Soal Kebijakan Covid-19 Berubah-Ubah, Luhut Pandjaitan: Yang Tak Konsisten Penyakitnya
ASKARA - Menteri Koordinator Bidang Kemaritiman dan Investasi, Luhut Binsar Pandjaitan mengatakan, kebijakan pemerintah berubah-ubah sebagai bentuk adaptasi keadaan terbaru dari hari ke hari.
Luhut pun mengaku gusar dengan anggapan bahwa pemerintah tidak konsisten dan sering berubah-ubah dalam membuat kebijakan.
Pria yang menjabat sebagai Koordinator PPKM Jawa-Bali meminta masyarakat yakin dengan kebijakan yang dikeluarkan pemerintah dalam menanggulangi pandemi Covid-19.
"Jangan ada pikiran kita tidak konsisten. Taktik kita bermuara pada perilaku Covid ini. Kita sangat hati-hati. Pengalaman kita cukup, kami confidence, kami jernih lihat ini. Kami sangat konsisten. Yang tidak konsisten penyakitnya," kata Luhut dalam konferensi pers, Senin (8/11).
Dikatakan Luhut, virus corona kerap kali bermutasi dengan kemunculan varian-varian baru yang memiliki perbedaan dibanding varian sebelumnya. Termasuk varian Delta yang baru yakni AY.4.2.
Atas dasar itu lah, kata dia, pemerintah membuat kebijakan sesuai dengan kondisi terbaru berdasarkan yang terjadi di dunia atau negara lain.
"Sekarang sudah ada dari Inggris masuk Malaysia varian Delta AY.4.2 ini menurut saya harus kita waspadai," jelas Luhut.

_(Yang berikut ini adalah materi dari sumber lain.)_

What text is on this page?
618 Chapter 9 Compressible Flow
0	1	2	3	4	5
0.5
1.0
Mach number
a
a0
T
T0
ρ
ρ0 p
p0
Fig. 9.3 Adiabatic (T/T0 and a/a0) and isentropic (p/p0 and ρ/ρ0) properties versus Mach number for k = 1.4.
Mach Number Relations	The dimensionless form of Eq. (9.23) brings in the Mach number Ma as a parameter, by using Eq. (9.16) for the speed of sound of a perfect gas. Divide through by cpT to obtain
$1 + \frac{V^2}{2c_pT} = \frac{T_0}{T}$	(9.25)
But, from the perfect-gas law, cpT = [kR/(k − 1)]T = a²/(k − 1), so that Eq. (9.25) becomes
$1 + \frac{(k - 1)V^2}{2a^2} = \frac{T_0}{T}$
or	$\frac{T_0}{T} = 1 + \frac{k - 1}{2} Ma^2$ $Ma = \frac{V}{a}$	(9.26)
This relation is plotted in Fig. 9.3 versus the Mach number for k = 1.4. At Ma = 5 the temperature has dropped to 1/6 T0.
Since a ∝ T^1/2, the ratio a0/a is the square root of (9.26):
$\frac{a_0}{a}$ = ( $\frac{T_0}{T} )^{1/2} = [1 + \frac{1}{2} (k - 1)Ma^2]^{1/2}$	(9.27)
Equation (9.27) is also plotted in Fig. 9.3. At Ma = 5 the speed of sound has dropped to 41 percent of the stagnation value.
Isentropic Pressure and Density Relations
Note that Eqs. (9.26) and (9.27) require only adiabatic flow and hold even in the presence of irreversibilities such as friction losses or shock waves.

Sementara, terkait kebijakan karantina bagi pendatang dari luar negeri yang sebelumnya lima hari menjadi tiga hari menurut Luhut sudah disesuaikan.
Kebijakan itu, tambah dia, bisa berubah lagi jika memang diperlukan. Semuanya tergantung dari kondisi terbaru.
"Bukan tidak mungkin karantina orang dari luar naik jadi tujuh hari, tidak tertutup kemungkinan," pungkasnya.